19. Ceza Dairesi 2019/11523 E. , 2021/5084 K.
"İçtihat Metni"MAHKEMESİ :Asliye Ceza Mahkemesi
SUÇ : 5607 sayılı Kanuna Aykırılık
HÜKÜM : Mahkumiyet
Yerel Mahkemece verilen hüküm temyiz edilmekle; başvurunun süresi, kararın niteliği ve suç tarihine göre dosya incelendi, gereği görüşülüp düşünüldü:
Temyiz isteğinin reddi nedenleri bulunmadığından işin esasına geçildi.
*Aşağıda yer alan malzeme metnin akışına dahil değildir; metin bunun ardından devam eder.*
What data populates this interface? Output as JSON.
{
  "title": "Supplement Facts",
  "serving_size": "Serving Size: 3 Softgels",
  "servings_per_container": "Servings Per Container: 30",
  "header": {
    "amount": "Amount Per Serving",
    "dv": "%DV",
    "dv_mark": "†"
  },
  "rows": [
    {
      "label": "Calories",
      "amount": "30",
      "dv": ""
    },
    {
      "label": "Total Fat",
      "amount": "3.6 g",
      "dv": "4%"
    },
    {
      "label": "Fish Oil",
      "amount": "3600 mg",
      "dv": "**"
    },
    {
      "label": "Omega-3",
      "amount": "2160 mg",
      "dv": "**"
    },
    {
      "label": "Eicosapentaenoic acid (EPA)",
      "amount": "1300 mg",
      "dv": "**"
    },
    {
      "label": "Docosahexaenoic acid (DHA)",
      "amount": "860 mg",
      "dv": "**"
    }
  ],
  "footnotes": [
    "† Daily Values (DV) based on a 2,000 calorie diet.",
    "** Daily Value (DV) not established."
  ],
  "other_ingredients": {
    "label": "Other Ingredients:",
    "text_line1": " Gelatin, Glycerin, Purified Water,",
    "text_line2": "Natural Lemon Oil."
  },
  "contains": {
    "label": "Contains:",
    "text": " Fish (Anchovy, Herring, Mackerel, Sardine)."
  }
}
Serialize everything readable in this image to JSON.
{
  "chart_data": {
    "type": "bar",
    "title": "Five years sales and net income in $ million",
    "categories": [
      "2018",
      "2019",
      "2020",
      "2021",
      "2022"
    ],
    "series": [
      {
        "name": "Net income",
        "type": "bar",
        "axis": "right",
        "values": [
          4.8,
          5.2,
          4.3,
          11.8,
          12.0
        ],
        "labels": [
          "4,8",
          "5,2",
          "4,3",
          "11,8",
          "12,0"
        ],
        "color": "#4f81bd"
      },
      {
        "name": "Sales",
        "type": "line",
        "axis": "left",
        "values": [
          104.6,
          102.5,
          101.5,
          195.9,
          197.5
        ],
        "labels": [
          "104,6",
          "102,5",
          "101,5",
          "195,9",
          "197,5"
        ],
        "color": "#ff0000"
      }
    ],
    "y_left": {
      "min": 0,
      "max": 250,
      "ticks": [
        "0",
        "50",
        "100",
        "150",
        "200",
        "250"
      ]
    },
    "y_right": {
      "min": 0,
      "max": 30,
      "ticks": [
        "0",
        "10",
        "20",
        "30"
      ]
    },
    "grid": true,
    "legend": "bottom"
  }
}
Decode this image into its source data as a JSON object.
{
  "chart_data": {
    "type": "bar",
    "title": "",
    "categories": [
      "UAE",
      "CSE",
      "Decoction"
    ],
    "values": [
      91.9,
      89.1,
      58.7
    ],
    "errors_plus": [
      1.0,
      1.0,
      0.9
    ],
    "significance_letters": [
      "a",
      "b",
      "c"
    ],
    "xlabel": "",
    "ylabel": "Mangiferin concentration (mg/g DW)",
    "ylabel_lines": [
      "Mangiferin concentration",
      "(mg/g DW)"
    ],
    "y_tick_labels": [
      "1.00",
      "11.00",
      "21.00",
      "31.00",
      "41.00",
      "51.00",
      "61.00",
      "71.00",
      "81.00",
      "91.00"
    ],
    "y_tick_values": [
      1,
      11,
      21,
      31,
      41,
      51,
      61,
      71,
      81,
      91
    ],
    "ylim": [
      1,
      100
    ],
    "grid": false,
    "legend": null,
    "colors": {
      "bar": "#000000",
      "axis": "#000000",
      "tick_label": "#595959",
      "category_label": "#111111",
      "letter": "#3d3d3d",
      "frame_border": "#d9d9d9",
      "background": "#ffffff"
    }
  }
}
Vicdani kanının oluştuğu duruşma sürecini yansıtan tutanaklar, belgeler ve gerekçe içeriğine göre yapılan incelemede; başkaca temyiz nedenleri yerinde görülmemiştir.
Ancak;
Hükümden sonra 15/04/2020 tarihli Resmi Gazete"de yayımlanarak yürürlüğe giren 7242 sayılı Kanun"un 61. maddesi ile 5607 sayılı Kanun"un 3/22. maddesine eklenen "Eşyanın değerinin hafif olması halinde verilecek cezalar yarısına kadar, pek hafif olması halinde ise üçte birine kadar indirilir." şeklindeki düzenlemenin sanık lehine hükümler içermesi, yine aynı Kanun"un 62. maddesi ile değiştirilen 5607 sayılı Kanun"un 5/2. maddesine eklenen fıkra uyarınca kovuşturma aşamasında etkin pişmanlık uygulamasının olanaklı hale geldiği anlaşılmakla; 5237 sayılı TCK"nın 7. maddesi ve 7242 sayılı Kanun"un 63. maddesi ile 5607 sayılı Kanun"a eklenen geçici 12. maddenin 2. fıkrası mucibince ilgili hükümlerin uygulanma koşullarının bulunup bulunmadığı araştırılarak sonucuna göre sanığın hukuki durumunun yerel mahkemece yeniden değerlendirilmesi zorunluluğu,
Kabule göre ise;
1- Olay tutanağında kaçak olduğunun değerlendirildiği belirtilen suça konu akaryakıt hakkında dosya içerisinde denetime imkan verecek şeklide bir marker ölçümünün yapılmamış olması,
2- Sanıklara “ek savunma” hakkı verilmeden 5607 sayılı kanunun 3/11. maddesi uygulanmak suretiyle CMK"nın 226. maddesine aykırı davranılması,
3- Ele geçen akaryakıtın nakil aracının ağırlıklı bölümünü oluşturmadığı ve suça konu akaryakıtın değeri ile aracı değeri dikkate alındığında müsaderesinin hakkaniyete de aykırı olduğu anlaşılmakla, nakil aracına sonradan ilave edilen ek deponun sökülerek aracın iadesine karar verilmesi gerekirken, aracın müsaderesine hükmedilmesi,
4-TCK’nin 53/3. maddesi uyarınca, sanığın yalnızca kendi altsoyu üzerindeki velayet, vesayet ve kayyımlık yetkileri açısından koşullu salıverilmesine kadar kısıtlama uygulanabilecek iken, kendi altsoyu dışındakiler üzerindeki yetkilerini de kapsayacak şekilde uygulama yapılması,
Bozmayı gerektirmiş, katılan vekilinin temyiz nedenleri bu itibarla yerinde görüldüğünden, HÜKMÜN 5320 sayılı Kanun"un 8/1. maddesi gereğince uygulanması gereken 1412 sayılı CMUK"nin 321. maddesi uyarınca BOZULMASINA, yargılamanın bozma öncesi aşamadan başlayarak sürdürülüp sonuçlandırılmak üzere dosyanın mahkemesine gönderilmesine, 29.04.2021 tarihinde oy birliğiyle karar verildi.